The papers and the internet are awash at the moment with words of wisdom on why Christmas is so awful: the queues, the excess, Black Friday, Cyber Monday and new kid on the block Panic Saturday. Just as much has been written about why Christmas is brilliant: the giving and receiving of gifts, the socialising and the spiritual aspects.
I have sympathy with elements of both camps. I hate cooking, for instance, but I love a well-heeled mince pie, and I don’t enjoy shopping but love wrapping presents. Then, of course, there is ample opportunity for one of my favourite pastimes: writing lists.
But one of the best things about the festive season is that we have implicit permission to do things that we don’t do at any other time of the year – and I don’t only mean kissing secret crushes under the mistletoe. For me, it means ignoring the clock, sleeping until I wake and going to bed when I’m tired; and eating when I’m hungry, whether or not it is an official mealtime.
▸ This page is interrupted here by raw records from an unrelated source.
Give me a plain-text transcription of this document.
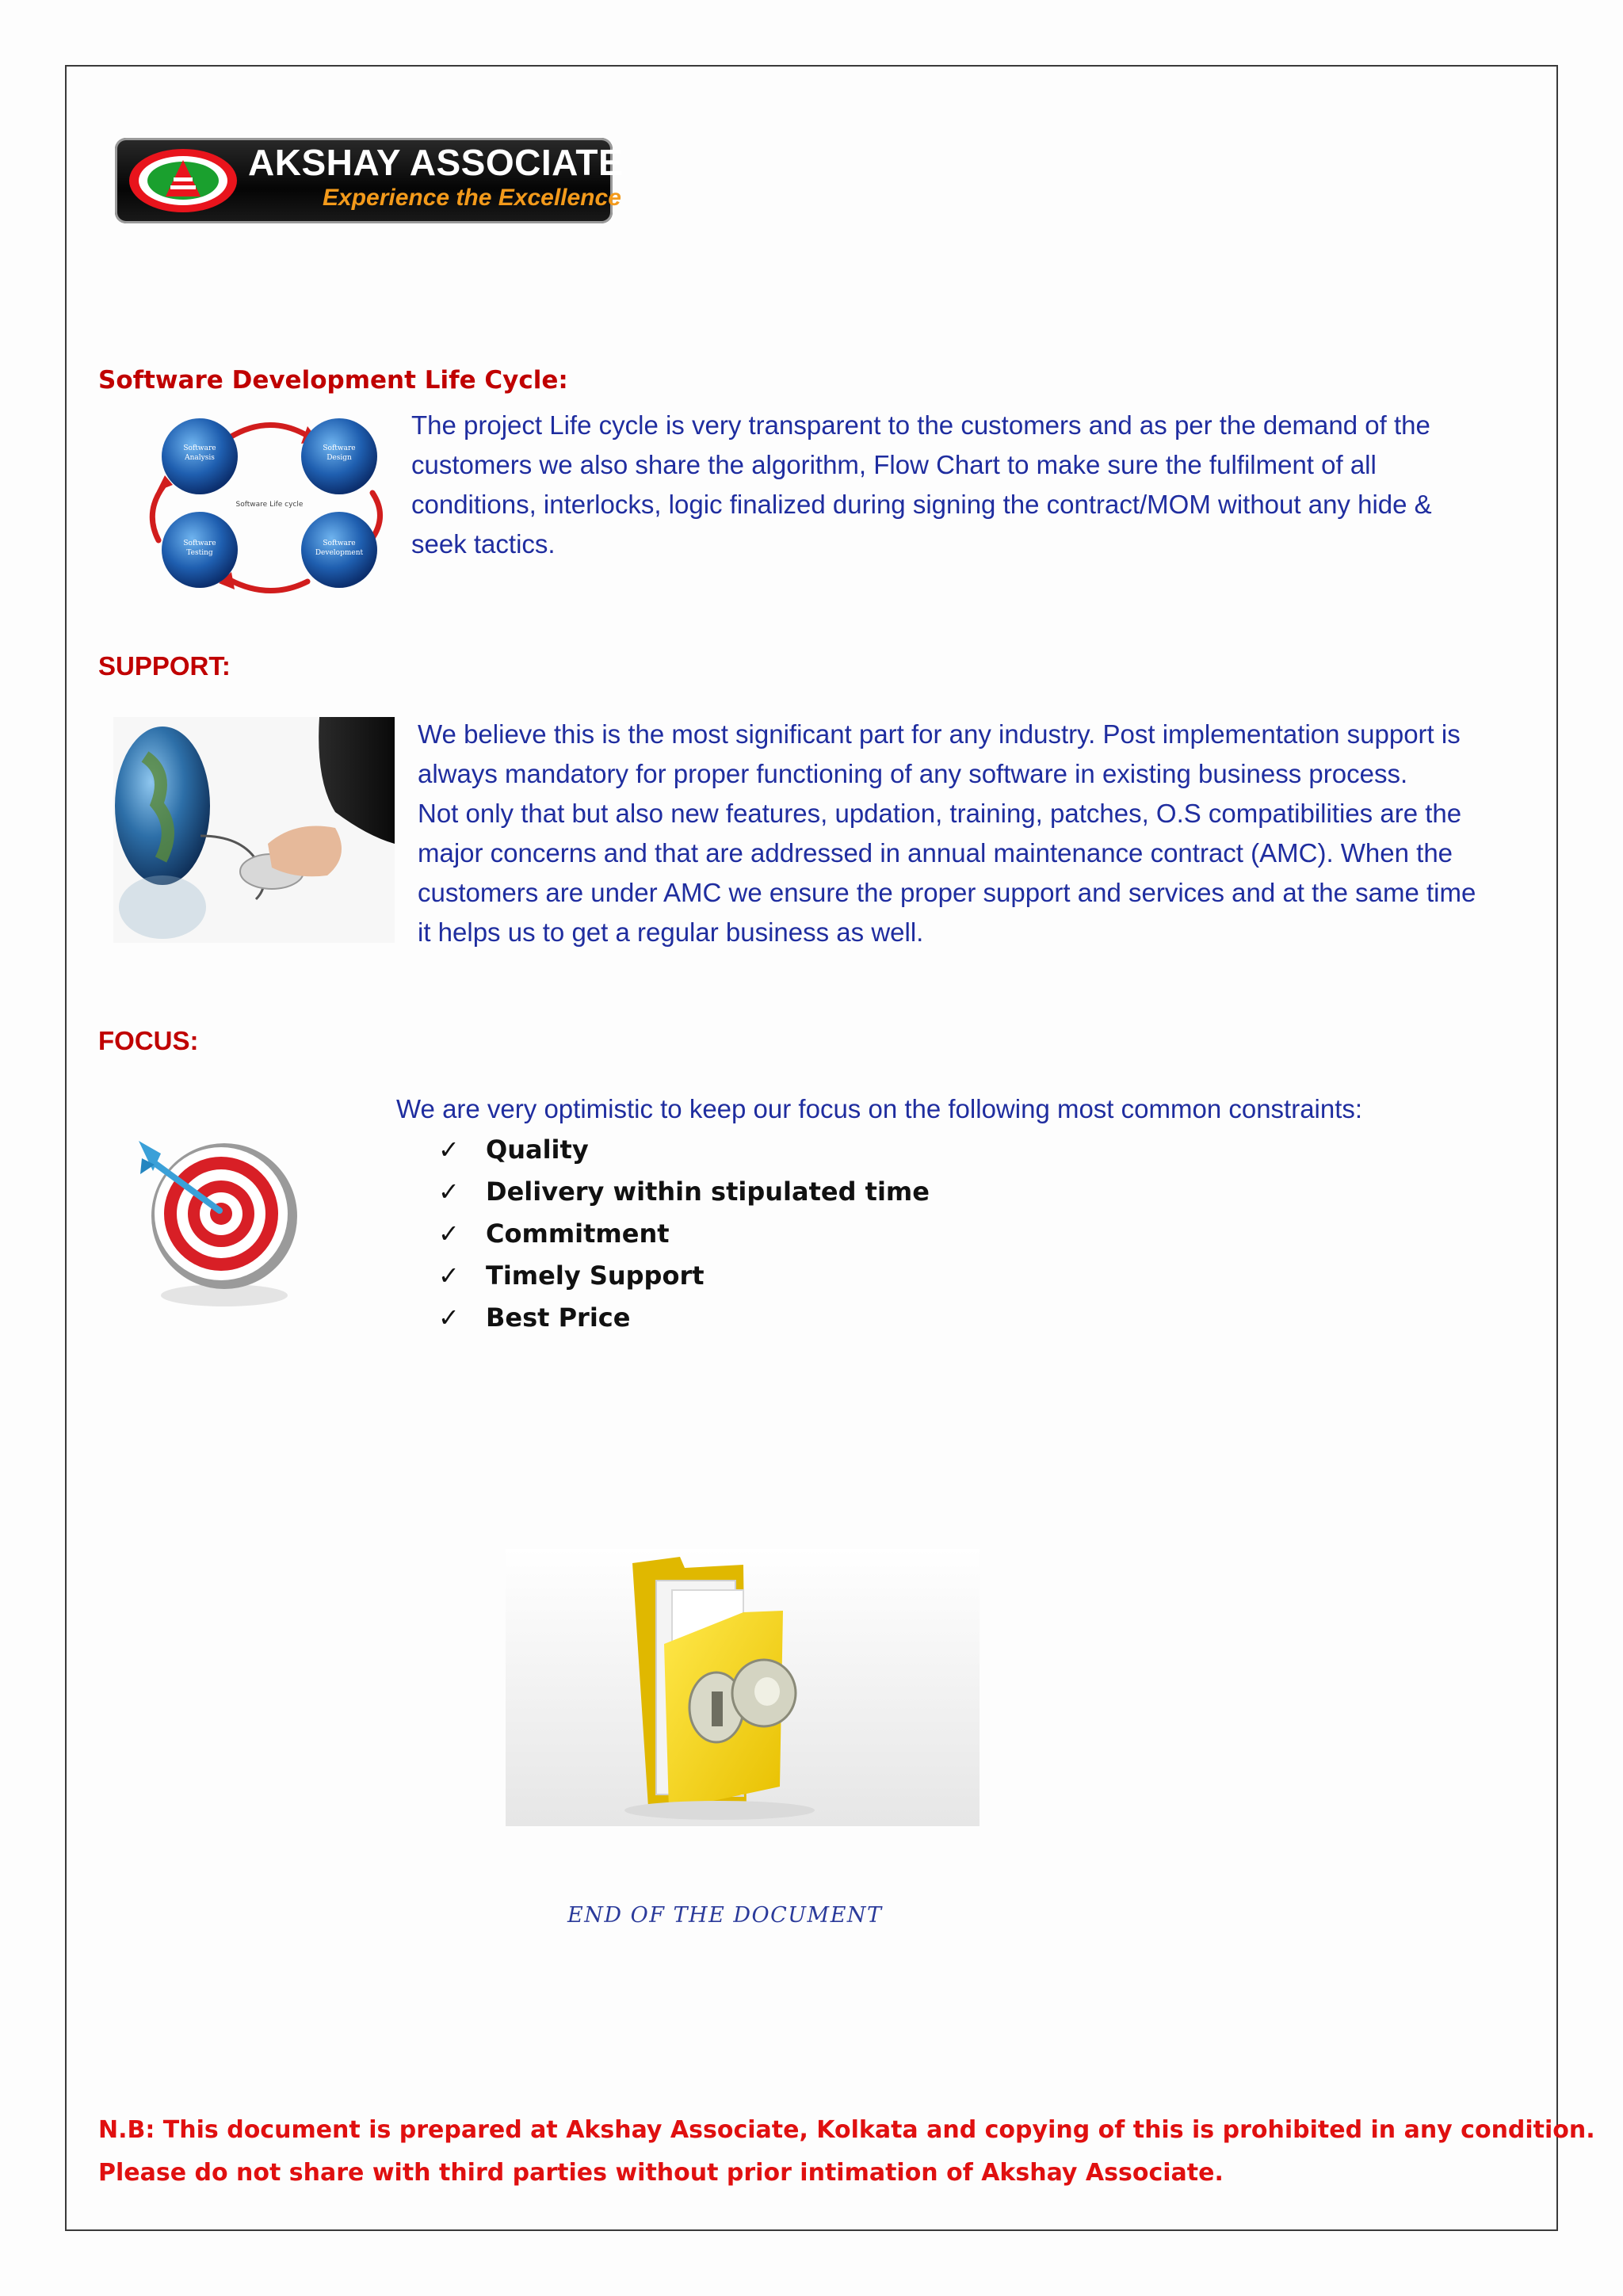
AKSHAY ASSOCIATE
Experience the Excellence
Software Development Life Cycle:
Software
Analysis
Software
Design
Software
Development
Software
Testing
Software Life cycle
The project Life cycle is very transparent to the customers and as per the demand of the customers we also share the algorithm, Flow Chart to make sure the fulfilment of all conditions, interlocks, logic finalized during signing the contract/MOM without any hide & seek tactics.
SUPPORT:
We believe this is the most significant part for any industry. Post implementation support is always mandatory for proper functioning of any software in existing business process.
Not only that but also new features, updation, training, patches, O.S compatibilities are the major concerns and that are addressed in annual maintenance contract (AMC). When the customers are under AMC we ensure the proper support and services and at the same time it helps us to get a regular business as well.
FOCUS:
We are very optimistic to keep our focus on the following most common constraints:
✓ Quality
✓ Delivery within stipulated time
✓ Commitment
✓ Timely Support
✓ Best Price
END OF THE DOCUMENT
N.B: This document is prepared at Akshay Associate, Kolkata and copying of this is prohibited in any condition.
Please do not share with third parties without prior intimation of Akshay Associate.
It means watching cheesy films and TV specials without feeling guilty; playing boardgames and cards with my children, even though they’re both in their twenties, just because it’s fun and no one has to worry about being cool at Christmas; and putting our heads together over a jumbo crossword or 1,000-piece jigsaw. I’m talking about reading and listening to the radio, adding to a scrapbook or rediscovering the joys of a colouring book.
Most of all, though, I love being able to sit and do nothing, even if just for an hour or so. At this time of year, instead of rushing around in the bright lights of retail, we should be turning inwards and if not exactly hibernating at least slowing down and making time for reflection and contemplation.